Thursday, June 21, 2012

Christopher R. Leslie: Patent Tying, Price Discrimination, and Innovation

Do patent tying arrangements diminish incentives for innovation? In his recent article Patent Tying, Price Discrimination, and Innovation, 77 Antitrust Law Journal 811 (2011), Professor Christopher R. Leslie (University of California, Irvine School of Law) argues that, contrary to the views of commentators who justify patent tying as pro-innovation, metered tying can diminish incentives for innovation. He therefore recommends that antitrust law not recognize a price discrimination defense to patent tying.

A patent’s exclusivity permits the prices of patented products to reside at levels in excess of the market equilibrium. This supracompetitive pricing creates a social loss; specifically, a portion of consumers will exclude themselves from purchasing the product. Charging higher prices to consumers who are likely to value the product more and lower prices to consumers who value the product less (price discrimination) is one way to minimize this deadweight loss. In his article, Professor Leslie critically analyzes the arguments in favor of price discrimination through tying. Those in favor of tying arrangements argue that patent tying should be justified because the practice rewards innovation. However, Professor Leslie argues that a patent confers the right to exclude and permits monopoly pricing of the patented product only. Metered tying arrangements allow patentees to be rewarded from an unpatented product rather than from the invention.
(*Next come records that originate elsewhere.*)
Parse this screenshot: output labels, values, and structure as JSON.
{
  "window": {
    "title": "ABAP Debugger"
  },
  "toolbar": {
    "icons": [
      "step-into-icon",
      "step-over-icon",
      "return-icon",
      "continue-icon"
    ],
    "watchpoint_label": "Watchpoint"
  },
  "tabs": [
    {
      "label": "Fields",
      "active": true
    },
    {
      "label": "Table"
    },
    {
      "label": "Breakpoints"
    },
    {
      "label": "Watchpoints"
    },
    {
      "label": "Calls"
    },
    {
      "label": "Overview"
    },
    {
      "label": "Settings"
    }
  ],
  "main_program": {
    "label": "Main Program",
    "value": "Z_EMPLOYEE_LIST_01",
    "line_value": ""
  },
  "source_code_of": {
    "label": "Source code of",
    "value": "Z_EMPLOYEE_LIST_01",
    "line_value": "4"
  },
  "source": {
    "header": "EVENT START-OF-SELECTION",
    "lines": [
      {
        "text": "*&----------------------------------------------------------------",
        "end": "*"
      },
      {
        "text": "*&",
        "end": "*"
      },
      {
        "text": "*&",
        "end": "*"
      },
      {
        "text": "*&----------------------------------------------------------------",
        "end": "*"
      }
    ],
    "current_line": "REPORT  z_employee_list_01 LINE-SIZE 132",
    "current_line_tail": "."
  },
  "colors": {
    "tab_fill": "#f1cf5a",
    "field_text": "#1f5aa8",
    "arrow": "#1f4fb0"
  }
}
Proponents of patent tying insist that metered tying arrangements provide additional inducement for innovation. Professor Leslie points to the underlying premise that this theory fundamentally relies upon: the current reward (without tying) is deficient. He argues that it could be justified only by evidence showing that those patent holders wishing to impose tying requirements would earn insufficient profits from the patented product to rationalize future investments.

Professor Leslie further discusses how metered tying may increase rent seeking behavior. Economic theory suggests that as the value of a monopoly increases, a firm is increasingly more willing to expend greater resources in order to obtain that particular monopoly. In patent law, this can be equated to patent races that cause unnecessary or duplicative investment. Professor Leslie argues that these possibilities provide enough uncertainty to undermine the presumption that patent tying would induce innovation. Not only is there an indeterminate effect on the innovation of the patented tying product, but tying arrangements would greatly impact innovation incentives in the tied product market.

Theories regarding the effects of patent tying have been commonplace among commentators for quite a while. See, e.g., Louis Kaplow, The Patent-Antitrust Intersection: A Reappraisal, 97 Harv. L. Rev. 1813 (1984); Benjamin Klein & John Shepard Wiley Jr., Competitive Price Discrimination as an Antitrust Justification for Intellectual Property Refusals to Deal, 70 Antitrust L. J. 599 (2003); Brian T. Grill, The Treatment of Metering in Antitrust Law: The Supreme Court’s Apparent Abolition of the Per Se Rule Against Metering in Illinois Tool Works, Inc. v. Independent Ink, Inc., 2006 Wis. L. Rev. 1465 (2006). Since the enactment of the Clayton Act nearly one hundred years ago, admirable levels of innovation have seemingly been sustained. In this article, Professor Leslie convincingly demonstrates that legal doctrine cannot be justifiably reformed by arguments premised on theories; there must be some evidence to substantiate the pro-innovation claims.